Maj. Adams was born in 1918 and grew up in Columbia, South Carolina. She applied to join the Women's Auxiliary Corps (WAAC), later called the Women's Army Corps (WAC), and received her commission in 1942. Near the end of 1944, she was chosen to be the commander of the 6888th Central Postal Battalion, an African American WAC unit that was sent overseas to organize mail for U.S. service members during WWII.

(Photo courtesy of National Archives)

 

Col. Christine B. Knighton, second African American woman aviator within the Department of Defense.

Col. Knighton received her commission from a historically black college, Tuskegee University. She was in command of 2nd Battalion, 227th Aviation Bn., 1st Cavalry Division at Fort Hood, Texas from 1996 to 1998. She is a recipient of the Tuskegee Airmen Gen. Benjamin O. Davis Jr. Military Award and retired in 2008 after 29 years of service.

(Photo courtesy of Department of Defense)

Chief Warrant Officer 4 Petrice McKey-Reece, sole African American female to be designated as a rigger warrant.

Chief Mckey-Reece served 30 years in the U.S. Army as a parachute rigger, 21 of those years as a warrant officer. She's served in a variety of overseas assignments including Korea, Italy, Germany, Kosovo and a rigging mission to Haiti.

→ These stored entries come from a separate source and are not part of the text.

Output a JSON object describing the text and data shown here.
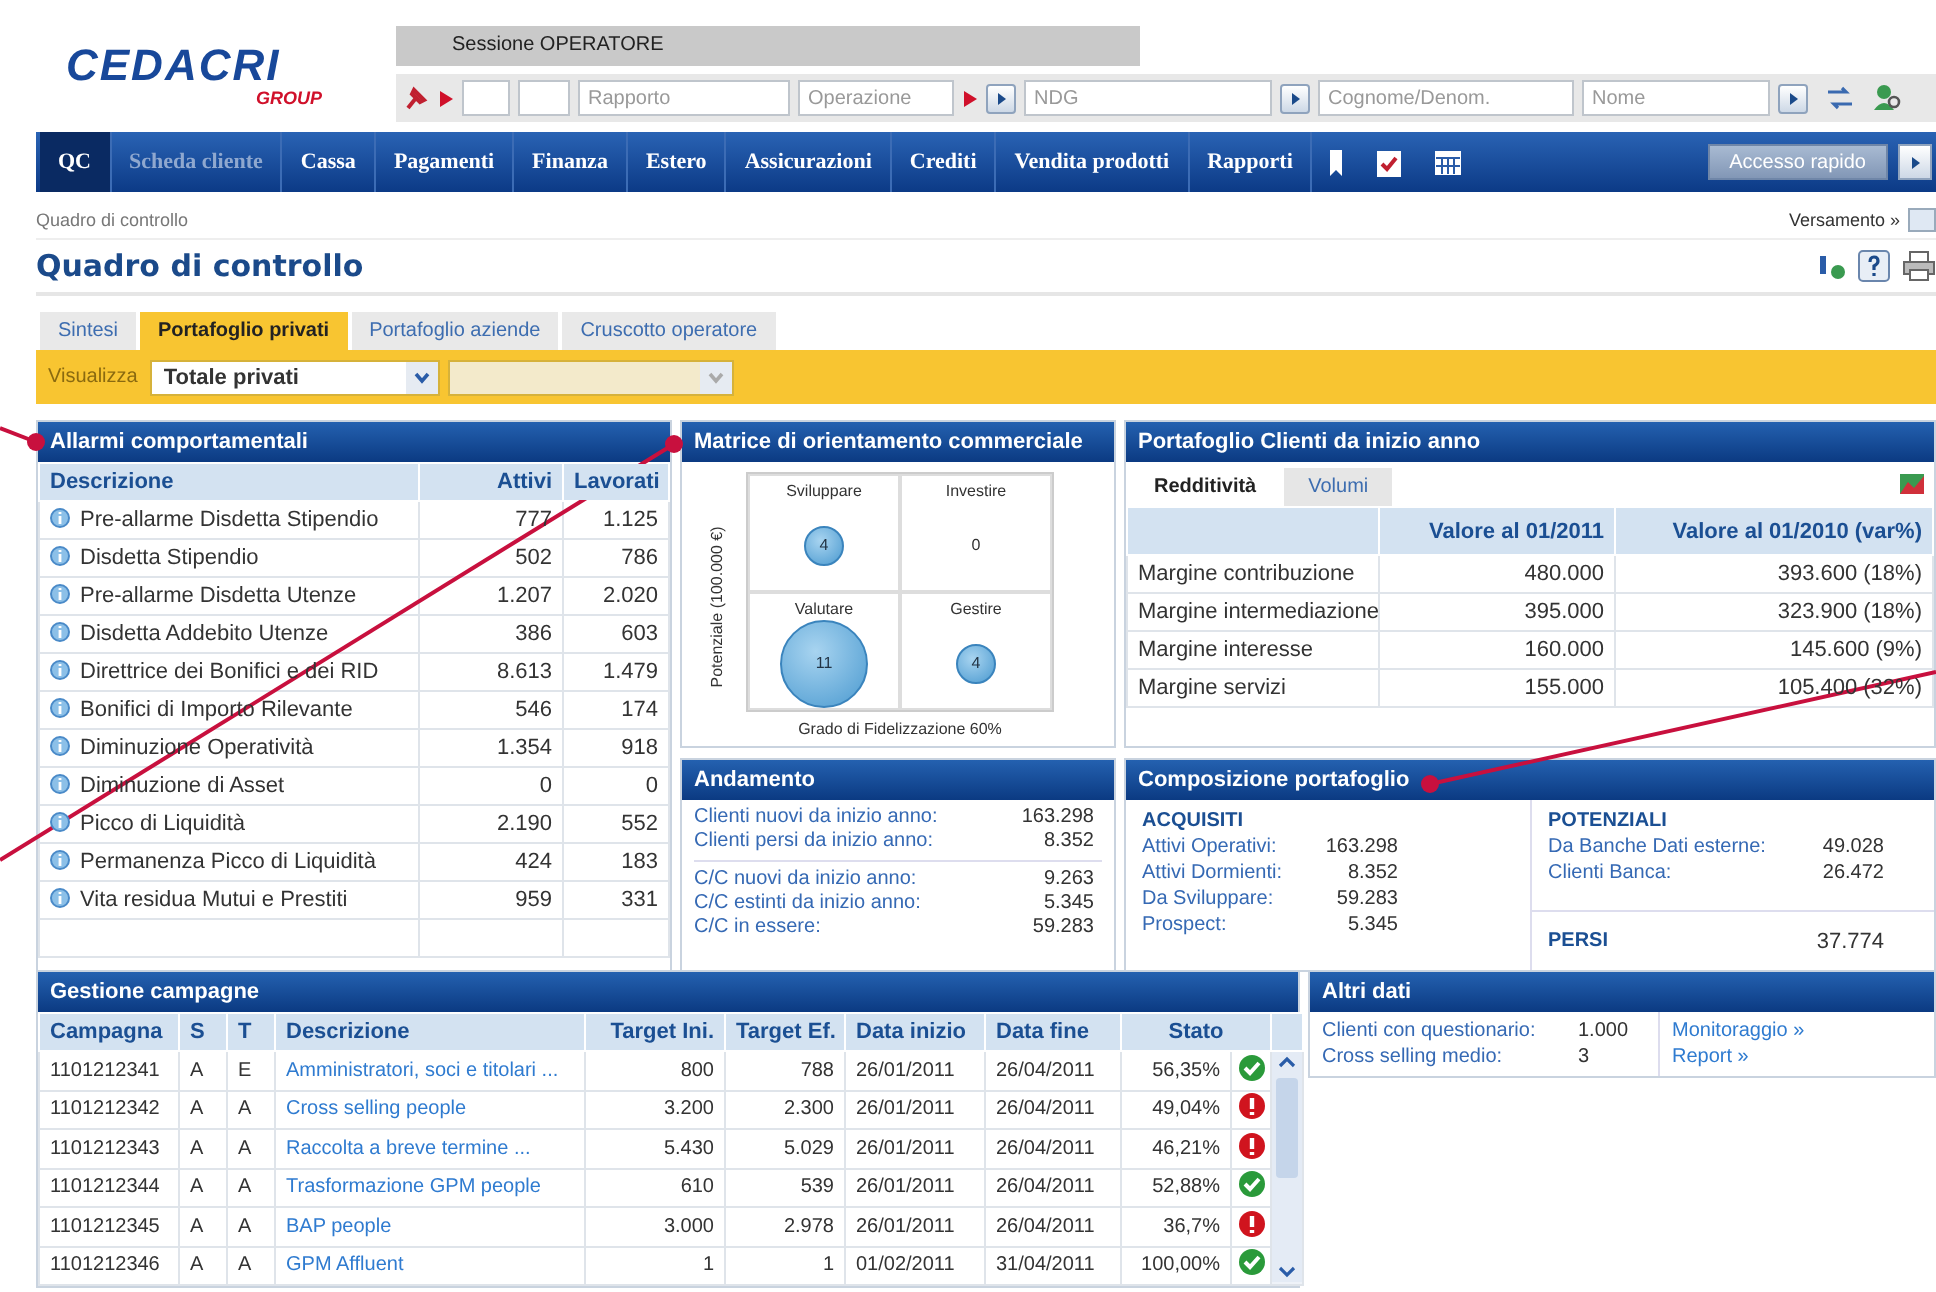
{
  "header": {
    "logo": {
      "name": "CEDACRI",
      "sub": "GROUP"
    },
    "session": "Sessione OPERATORE",
    "fields": [
      {
        "placeholder": "Rapporto",
        "marker": false,
        "go": false
      },
      {
        "placeholder": "Operazione",
        "marker": true,
        "go": true
      },
      {
        "placeholder": "NDG",
        "marker": false,
        "go": true
      },
      {
        "placeholder": "Cognome/Denom.",
        "marker": false,
        "go": false
      },
      {
        "placeholder": "Nome",
        "marker": false,
        "go": true
      }
    ]
  },
  "nav": {
    "items": [
      {
        "label": "QC",
        "selected": true,
        "disabled": false
      },
      {
        "label": "Scheda cliente",
        "selected": false,
        "disabled": true
      },
      {
        "label": "Cassa",
        "selected": false,
        "disabled": false
      },
      {
        "label": "Pagamenti",
        "selected": false,
        "disabled": false
      },
      {
        "label": "Finanza",
        "selected": false,
        "disabled": false
      },
      {
        "label": "Estero",
        "selected": false,
        "disabled": false
      },
      {
        "label": "Assicurazioni",
        "selected": false,
        "disabled": false
      },
      {
        "label": "Crediti",
        "selected": false,
        "disabled": false
      },
      {
        "label": "Vendita prodotti",
        "selected": false,
        "disabled": false
      },
      {
        "label": "Rapporti",
        "selected": false,
        "disabled": false
      }
    ],
    "quick_access": "Accesso rapido"
  },
  "breadcrumb": "Quadro di controllo",
  "breadcrumb_link": "Versamento »",
  "title": "Quadro di controllo",
  "tabs": [
    {
      "label": "Sintesi",
      "selected": false
    },
    {
      "label": "Portafoglio privati",
      "selected": true
    },
    {
      "label": "Portafoglio aziende",
      "selected": false
    },
    {
      "label": "Cruscotto operatore",
      "selected": false
    }
  ],
  "filter": {
    "label": "Visualizza",
    "value": "Totale privati",
    "secondary_disabled": true
  },
  "alarms": {
    "title": "Allarmi comportamentali",
    "columns": [
      "Descrizione",
      "Attivi",
      "Lavorati"
    ],
    "rows": [
      {
        "description": "Pre-allarme Disdetta Stipendio",
        "active": "777",
        "worked": "1.125"
      },
      {
        "description": "Disdetta Stipendio",
        "active": "502",
        "worked": "786"
      },
      {
        "description": "Pre-allarme Disdetta Utenze",
        "active": "1.207",
        "worked": "2.020"
      },
      {
        "description": "Disdetta Addebito Utenze",
        "active": "386",
        "worked": "603"
      },
      {
        "description": "Direttrice dei Bonifici e dei RID",
        "active": "8.613",
        "worked": "1.479"
      },
      {
        "description": "Bonifici di Importo Rilevante",
        "active": "546",
        "worked": "174"
      },
      {
        "description": "Diminuzione Operatività",
        "active": "1.354",
        "worked": "918"
      },
      {
        "description": "Diminuzione di Asset",
        "active": "0",
        "worked": "0"
      },
      {
        "description": "Picco di Liquidità",
        "active": "2.190",
        "worked": "552"
      },
      {
        "description": "Permanenza Picco di Liquidità",
        "active": "424",
        "worked": "183"
      },
      {
        "description": "Vita residua Mutui e Prestiti",
        "active": "959",
        "worked": "331"
      }
    ]
  },
  "matrix": {
    "title": "Matrice di orientamento commerciale",
    "y_axis": "Potenziale (100.000 €)",
    "x_axis": "Grado di Fidelizzazione 60%",
    "cells": [
      {
        "label": "Sviluppare",
        "count": "4"
      },
      {
        "label": "Investire",
        "count": "0"
      },
      {
        "label": "Valutare",
        "count": "11"
      },
      {
        "label": "Gestire",
        "count": "4"
      }
    ]
  },
  "portfolio": {
    "title": "Portafoglio Clienti da inizio anno",
    "tabs": [
      {
        "label": "Redditività",
        "selected": true
      },
      {
        "label": "Volumi",
        "selected": false
      }
    ],
    "columns": [
      "Valore al 01/2011",
      "Valore al 01/2010 (var%)"
    ],
    "rows": [
      {
        "label": "Margine contribuzione",
        "v2011": "480.000",
        "v2010": "393.600 (18%)"
      },
      {
        "label": "Margine intermediazione",
        "v2011": "395.000",
        "v2010": "323.900 (18%)"
      },
      {
        "label": "Margine interesse",
        "v2011": "160.000",
        "v2010": "145.600 (9%)"
      },
      {
        "label": "Margine servizi",
        "v2011": "155.000",
        "v2010": "105.400 (32%)"
      }
    ]
  },
  "trend": {
    "title": "Andamento",
    "groups": [
      [
        {
          "label": "Clienti nuovi da inizio anno:",
          "value": "163.298"
        },
        {
          "label": "Clienti persi da inizio anno:",
          "value": "8.352"
        }
      ],
      [
        {
          "label": "C/C nuovi da inizio anno:",
          "value": "9.263"
        },
        {
          "label": "C/C estinti da inizio anno:",
          "value": "5.345"
        },
        {
          "label": "C/C in essere:",
          "value": "59.283"
        }
      ]
    ]
  },
  "composition": {
    "title": "Composizione portafoglio",
    "acquired": {
      "title": "ACQUISITI",
      "rows": [
        {
          "label": "Attivi Operativi:",
          "value": "163.298"
        },
        {
          "label": "Attivi Dormienti:",
          "value": "8.352"
        },
        {
          "label": "Da Sviluppare:",
          "value": "59.283"
        },
        {
          "label": "Prospect:",
          "value": "5.345"
        }
      ]
    },
    "potential": {
      "title": "POTENZIALI",
      "rows": [
        {
          "label": "Da Banche Dati esterne:",
          "value": "49.028"
        },
        {
          "label": "Clienti Banca:",
          "value": "26.472"
        }
      ]
    },
    "lost": {
      "title": "PERSI",
      "value": "37.774"
    }
  },
  "campaigns": {
    "title": "Gestione campagne",
    "columns": [
      "Campagna",
      "S",
      "T",
      "Descrizione",
      "Target Ini.",
      "Target Ef.",
      "Data inizio",
      "Data fine",
      "Stato"
    ],
    "rows": [
      {
        "id": "1101212341",
        "s": "A",
        "t": "E",
        "description": "Amministratori, soci e titolari ...",
        "target_ini": "800",
        "target_ef": "788",
        "start": "26/01/2011",
        "end": "26/04/2011",
        "progress": "56,35%",
        "kind": "ok"
      },
      {
        "id": "1101212342",
        "s": "A",
        "t": "A",
        "description": "Cross selling people",
        "target_ini": "3.200",
        "target_ef": "2.300",
        "start": "26/01/2011",
        "end": "26/04/2011",
        "progress": "49,04%",
        "kind": "alert"
      },
      {
        "id": "1101212343",
        "s": "A",
        "t": "A",
        "description": "Raccolta a breve termine ...",
        "target_ini": "5.430",
        "target_ef": "5.029",
        "start": "26/01/2011",
        "end": "26/04/2011",
        "progress": "46,21%",
        "kind": "alert"
      },
      {
        "id": "1101212344",
        "s": "A",
        "t": "A",
        "description": "Trasformazione GPM people",
        "target_ini": "610",
        "target_ef": "539",
        "start": "26/01/2011",
        "end": "26/04/2011",
        "progress": "52,88%",
        "kind": "ok"
      },
      {
        "id": "1101212345",
        "s": "A",
        "t": "A",
        "description": "BAP people",
        "target_ini": "3.000",
        "target_ef": "2.978",
        "start": "26/01/2011",
        "end": "26/04/2011",
        "progress": "36,7%",
        "kind": "alert"
      },
      {
        "id": "1101212346",
        "s": "A",
        "t": "A",
        "description": "GPM Affluent",
        "target_ini": "1",
        "target_ef": "1",
        "start": "01/02/2011",
        "end": "31/04/2011",
        "progress": "100,00%",
        "kind": "ok"
      }
    ]
  },
  "other": {
    "title": "Altri dati",
    "rows": [
      {
        "label": "Clienti con questionario:",
        "value": "1.000"
      },
      {
        "label": "Cross selling medio:",
        "value": "3"
      }
    ],
    "links": [
      "Monitoraggio »",
      "Report »"
    ]
  }
}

(Photo Credit: Sgt. Daniel Cole, U.S. Army Europe Public Affairs)

 

Annie E. Graham (Gillard), first African American woman to serve in the Marine Corps.

Grahams enlisted in the USMC in 1949 and set a precedent for other African American female Marines. After she joined, Anne E. Lamb (Ellis) enlisted a day later. In 1950, Annie Grimes, (pictured below in the rear) became the third African American woman to join the Corps.